Здесь на мгновение средневековый поэт использовал латинский язык так же благородно, как и сам Вергилий. Но раз христианин, то всегда христианин. Хильдеберт находил больше утешения в Иисусе и Марии, чем в Юпитере и Минерве; а в одной из поздних поэм он безукоризненно отверг древние святыни:
Со времен Фортуната ни один латинянин не писал таких стихов.
II. ВИНО, ЖЕНЩИНА И ПЕСНЯ
Наши знания о языческих или скептических аспектах средневековой жизни, естественно, фрагментарны; прошлое не передалось нам беспристрастно, разве что в нашей крови.

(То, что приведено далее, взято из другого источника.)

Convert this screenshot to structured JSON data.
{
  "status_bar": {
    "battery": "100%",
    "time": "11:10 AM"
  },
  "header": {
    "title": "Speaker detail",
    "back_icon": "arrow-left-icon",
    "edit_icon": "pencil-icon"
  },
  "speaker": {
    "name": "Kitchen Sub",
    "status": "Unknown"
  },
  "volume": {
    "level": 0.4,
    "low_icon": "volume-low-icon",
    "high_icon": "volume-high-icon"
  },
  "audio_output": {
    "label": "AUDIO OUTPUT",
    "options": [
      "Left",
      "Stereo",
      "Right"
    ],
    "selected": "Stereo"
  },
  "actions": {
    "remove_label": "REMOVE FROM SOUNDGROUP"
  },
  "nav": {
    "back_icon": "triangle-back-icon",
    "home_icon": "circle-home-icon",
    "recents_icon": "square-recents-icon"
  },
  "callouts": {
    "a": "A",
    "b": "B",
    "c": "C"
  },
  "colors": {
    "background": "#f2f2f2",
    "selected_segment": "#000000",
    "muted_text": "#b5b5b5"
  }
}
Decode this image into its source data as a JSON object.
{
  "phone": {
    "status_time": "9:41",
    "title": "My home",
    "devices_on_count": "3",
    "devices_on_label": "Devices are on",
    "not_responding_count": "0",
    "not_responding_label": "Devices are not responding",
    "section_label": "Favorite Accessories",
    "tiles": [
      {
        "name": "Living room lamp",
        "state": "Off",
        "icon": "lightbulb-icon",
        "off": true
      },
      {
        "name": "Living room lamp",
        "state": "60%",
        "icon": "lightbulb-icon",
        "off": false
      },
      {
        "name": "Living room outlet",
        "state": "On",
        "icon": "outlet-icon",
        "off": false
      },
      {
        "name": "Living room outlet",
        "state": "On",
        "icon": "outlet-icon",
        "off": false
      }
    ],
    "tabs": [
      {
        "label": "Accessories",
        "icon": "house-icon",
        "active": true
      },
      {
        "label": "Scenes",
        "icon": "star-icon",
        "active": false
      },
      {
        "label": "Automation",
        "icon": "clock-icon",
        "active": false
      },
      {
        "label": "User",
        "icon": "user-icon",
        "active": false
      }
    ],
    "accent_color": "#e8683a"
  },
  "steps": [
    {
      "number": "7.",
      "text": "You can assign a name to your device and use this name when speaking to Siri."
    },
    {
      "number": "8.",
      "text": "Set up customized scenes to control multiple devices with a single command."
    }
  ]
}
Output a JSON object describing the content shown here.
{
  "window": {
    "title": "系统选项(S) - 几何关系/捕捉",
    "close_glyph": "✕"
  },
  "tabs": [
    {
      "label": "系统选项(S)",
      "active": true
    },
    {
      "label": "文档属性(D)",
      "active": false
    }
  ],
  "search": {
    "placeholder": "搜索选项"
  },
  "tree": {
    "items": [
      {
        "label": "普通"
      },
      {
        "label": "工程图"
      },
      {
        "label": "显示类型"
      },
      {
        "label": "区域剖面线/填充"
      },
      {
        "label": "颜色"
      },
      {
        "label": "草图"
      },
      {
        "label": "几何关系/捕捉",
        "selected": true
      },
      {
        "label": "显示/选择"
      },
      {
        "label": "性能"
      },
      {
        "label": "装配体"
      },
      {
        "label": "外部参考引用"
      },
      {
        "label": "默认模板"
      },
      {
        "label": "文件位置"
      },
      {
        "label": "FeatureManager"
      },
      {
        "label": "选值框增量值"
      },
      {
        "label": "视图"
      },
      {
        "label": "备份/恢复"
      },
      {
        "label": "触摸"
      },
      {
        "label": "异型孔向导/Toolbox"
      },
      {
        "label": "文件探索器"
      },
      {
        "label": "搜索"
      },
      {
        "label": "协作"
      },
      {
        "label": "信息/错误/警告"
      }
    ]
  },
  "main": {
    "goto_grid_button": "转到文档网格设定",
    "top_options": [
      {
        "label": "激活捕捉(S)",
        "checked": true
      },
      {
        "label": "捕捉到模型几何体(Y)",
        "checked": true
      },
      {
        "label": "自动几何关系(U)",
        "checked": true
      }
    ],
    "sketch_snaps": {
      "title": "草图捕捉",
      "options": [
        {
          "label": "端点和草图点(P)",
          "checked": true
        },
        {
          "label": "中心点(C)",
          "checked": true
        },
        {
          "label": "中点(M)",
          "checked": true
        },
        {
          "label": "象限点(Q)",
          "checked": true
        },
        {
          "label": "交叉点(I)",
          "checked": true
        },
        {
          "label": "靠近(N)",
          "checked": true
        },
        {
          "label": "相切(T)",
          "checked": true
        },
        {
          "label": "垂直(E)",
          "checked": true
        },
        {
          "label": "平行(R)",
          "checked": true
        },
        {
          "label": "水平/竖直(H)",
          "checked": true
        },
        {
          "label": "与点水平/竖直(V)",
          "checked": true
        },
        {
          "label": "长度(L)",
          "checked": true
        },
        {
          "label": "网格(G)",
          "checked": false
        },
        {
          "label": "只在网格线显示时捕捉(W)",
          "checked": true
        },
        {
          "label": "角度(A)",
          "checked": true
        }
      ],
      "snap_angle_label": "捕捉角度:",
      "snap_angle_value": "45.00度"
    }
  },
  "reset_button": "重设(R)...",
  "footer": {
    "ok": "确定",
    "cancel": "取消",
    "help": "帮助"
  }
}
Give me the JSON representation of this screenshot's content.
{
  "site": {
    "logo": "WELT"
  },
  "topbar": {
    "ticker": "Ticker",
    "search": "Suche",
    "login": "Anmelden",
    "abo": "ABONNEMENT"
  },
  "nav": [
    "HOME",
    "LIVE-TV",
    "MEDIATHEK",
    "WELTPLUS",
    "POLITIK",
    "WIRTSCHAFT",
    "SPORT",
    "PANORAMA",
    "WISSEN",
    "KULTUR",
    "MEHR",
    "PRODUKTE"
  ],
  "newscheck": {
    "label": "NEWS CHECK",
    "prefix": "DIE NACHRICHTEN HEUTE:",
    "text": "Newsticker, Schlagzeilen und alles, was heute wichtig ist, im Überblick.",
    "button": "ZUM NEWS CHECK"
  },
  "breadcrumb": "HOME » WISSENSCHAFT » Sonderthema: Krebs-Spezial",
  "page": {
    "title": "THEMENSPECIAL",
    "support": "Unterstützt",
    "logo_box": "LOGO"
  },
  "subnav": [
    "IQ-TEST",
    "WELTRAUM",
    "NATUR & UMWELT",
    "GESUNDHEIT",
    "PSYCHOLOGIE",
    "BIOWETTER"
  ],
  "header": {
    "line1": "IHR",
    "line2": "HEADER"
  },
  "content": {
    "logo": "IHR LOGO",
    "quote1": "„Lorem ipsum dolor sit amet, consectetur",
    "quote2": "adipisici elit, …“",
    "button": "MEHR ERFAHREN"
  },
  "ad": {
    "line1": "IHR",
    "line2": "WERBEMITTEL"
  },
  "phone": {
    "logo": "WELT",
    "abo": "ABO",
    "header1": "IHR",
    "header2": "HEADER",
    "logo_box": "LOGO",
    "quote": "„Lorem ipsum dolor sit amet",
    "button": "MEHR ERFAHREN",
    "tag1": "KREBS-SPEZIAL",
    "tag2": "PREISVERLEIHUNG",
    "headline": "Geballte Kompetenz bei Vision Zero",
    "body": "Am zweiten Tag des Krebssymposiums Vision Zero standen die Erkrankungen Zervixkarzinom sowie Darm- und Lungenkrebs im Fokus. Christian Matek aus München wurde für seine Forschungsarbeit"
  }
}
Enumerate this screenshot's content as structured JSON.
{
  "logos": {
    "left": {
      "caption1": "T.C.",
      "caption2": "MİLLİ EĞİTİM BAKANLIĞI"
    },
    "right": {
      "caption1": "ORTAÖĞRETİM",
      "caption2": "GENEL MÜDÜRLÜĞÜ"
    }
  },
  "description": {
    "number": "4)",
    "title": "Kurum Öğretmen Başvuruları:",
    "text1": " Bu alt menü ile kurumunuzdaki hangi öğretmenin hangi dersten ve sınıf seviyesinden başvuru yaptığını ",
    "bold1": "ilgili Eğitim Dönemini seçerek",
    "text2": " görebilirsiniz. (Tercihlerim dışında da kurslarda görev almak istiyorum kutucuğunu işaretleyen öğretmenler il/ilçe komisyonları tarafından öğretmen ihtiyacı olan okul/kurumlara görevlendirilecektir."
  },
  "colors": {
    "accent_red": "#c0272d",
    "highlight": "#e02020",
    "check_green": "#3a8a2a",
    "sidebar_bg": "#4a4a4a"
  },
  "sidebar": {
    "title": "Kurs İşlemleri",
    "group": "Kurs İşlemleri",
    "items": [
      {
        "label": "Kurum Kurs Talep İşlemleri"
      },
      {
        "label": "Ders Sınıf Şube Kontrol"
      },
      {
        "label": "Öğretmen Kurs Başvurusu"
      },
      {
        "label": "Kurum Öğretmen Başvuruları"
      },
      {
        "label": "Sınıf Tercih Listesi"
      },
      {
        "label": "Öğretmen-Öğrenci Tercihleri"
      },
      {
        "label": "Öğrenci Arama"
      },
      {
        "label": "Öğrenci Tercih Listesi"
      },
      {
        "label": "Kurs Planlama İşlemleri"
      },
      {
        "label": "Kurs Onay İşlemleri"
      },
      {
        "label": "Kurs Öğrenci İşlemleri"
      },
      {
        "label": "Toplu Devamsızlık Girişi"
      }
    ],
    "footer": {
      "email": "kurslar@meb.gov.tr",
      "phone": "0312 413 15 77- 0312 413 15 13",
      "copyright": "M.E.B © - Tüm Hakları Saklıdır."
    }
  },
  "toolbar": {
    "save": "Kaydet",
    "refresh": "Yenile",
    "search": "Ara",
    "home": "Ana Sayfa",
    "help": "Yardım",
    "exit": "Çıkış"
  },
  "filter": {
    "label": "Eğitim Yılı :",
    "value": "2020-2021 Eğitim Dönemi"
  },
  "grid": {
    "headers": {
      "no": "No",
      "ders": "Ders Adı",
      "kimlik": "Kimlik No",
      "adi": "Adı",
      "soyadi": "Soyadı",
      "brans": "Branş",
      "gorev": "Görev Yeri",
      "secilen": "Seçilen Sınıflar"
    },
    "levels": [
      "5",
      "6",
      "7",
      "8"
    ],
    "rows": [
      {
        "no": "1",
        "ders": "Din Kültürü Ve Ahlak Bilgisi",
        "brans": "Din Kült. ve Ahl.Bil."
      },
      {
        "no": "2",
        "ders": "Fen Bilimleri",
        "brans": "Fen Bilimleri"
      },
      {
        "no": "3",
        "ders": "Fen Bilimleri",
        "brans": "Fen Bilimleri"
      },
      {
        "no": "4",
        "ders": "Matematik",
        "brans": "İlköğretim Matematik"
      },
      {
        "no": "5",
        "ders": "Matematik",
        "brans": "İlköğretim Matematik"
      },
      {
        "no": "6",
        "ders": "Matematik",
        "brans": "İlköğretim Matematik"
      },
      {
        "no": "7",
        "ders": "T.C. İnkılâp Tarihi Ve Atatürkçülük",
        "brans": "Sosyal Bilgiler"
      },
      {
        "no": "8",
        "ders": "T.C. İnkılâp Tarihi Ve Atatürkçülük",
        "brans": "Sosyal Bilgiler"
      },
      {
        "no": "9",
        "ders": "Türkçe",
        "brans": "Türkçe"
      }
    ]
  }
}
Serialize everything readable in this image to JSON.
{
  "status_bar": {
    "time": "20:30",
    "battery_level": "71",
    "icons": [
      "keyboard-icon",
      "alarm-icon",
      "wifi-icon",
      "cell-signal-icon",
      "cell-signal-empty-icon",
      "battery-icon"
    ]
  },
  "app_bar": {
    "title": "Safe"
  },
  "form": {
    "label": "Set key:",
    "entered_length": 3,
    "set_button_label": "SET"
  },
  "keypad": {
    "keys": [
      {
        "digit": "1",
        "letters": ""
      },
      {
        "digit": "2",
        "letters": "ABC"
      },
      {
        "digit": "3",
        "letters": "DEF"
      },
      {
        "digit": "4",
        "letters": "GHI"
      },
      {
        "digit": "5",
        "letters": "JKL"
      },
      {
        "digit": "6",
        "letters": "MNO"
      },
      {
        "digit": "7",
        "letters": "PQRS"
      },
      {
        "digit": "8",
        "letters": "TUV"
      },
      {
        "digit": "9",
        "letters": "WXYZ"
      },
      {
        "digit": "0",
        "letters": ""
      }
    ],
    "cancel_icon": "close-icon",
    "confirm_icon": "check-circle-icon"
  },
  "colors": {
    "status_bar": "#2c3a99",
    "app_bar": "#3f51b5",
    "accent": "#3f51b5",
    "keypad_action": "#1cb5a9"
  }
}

Тем более мы должны восхищаться либеральностью духа — или общностью наслаждения, — которая побудила монастырь Бенедиктбойерн (в Верхней Баварии) сохранить рукопись, вышедшую в 1847 году под названием Carmina Burana (Beuern Poems) и являющуюся сегодня нашим главным источником поэзии «странствующих ученых».‡ Это были не бродяги; некоторые из них были монахами, бродяжничавшими в своих монастырях, некоторые — священнослужителями без работы, большинство — студентами, направлявшимися, часто пешком, из дома в университет или из одного университета в другой. Многие студенты по пути останавливались в тавернах; некоторые пробовали вина и женщин, изучали незапланированные предания. Некоторые сочиняли песни, пели их, продавали; некоторые оставляли надежду на церковную карьеру и жили от пера до рта, посвящая свои поэтические способности епископам или лордам. Они трудились в основном во Франции и западной Германии, но, поскольку писали на латыни, их стихи приобрели международную популярность. Они претендовали на существование организации — Ordo vagorum, или гильдии странников; в качестве ее основателя и покровителя они придумали мифического раблезианского персонажа, которого они называли Голиас. Уже в X веке архиепископ Вальтер Сенский разразился яростью против скандальной «семьи Голиаса», а в 1227 году церковный собор осудил «голиардов» за исполнение пародий на самые священные песни литургии.6 «Они ходят на людях голыми», — заявил Зальцбургский собор в 1281 году; «они лежат в печах, часто посещают таверны, игры, блудницы, зарабатывают свой хлеб пороками и упорно держатся за свою секту».7
Нам известны лишь некоторые из этих голиардических поэтов. Одним из них был Хью или Гуго Примас, каноник в Орлеане около 1140 года, «мерзкий тип, обезображенный лицом», — говорит соперничающий с ним писец,8 но прославившийся «по многим провинциям» за свое остроумие и стихосложение; он умирал от некупленных стихов и разражался гневными сатирами на церковных богачей; человек большой эрудиции и мало стыда, он писал грубые непристойности в гекзаметрах, почти таких же целомудренных, как у Хильдеберта. Еще более знаменитым был тот, чье имя утеряно, но кого его поклонники называли Архипоэтом, Архипоэтом (ок. 1161 г.), немецкий рыцарь, предпочитавший вино и чернила мечу и крови и живший на случайные пожертвования Райнальда фон Дасселя, избранного архиепископа Кельна и посла Барбароссы в Павии. Райнальд пытался его перевоспитать, но поэт отступился, написав одно из самых знаменитых средневековых стихотворений — «Исповедь Голиафа», последняя строфа которого стала любимой песней для попойки в немецких университетах.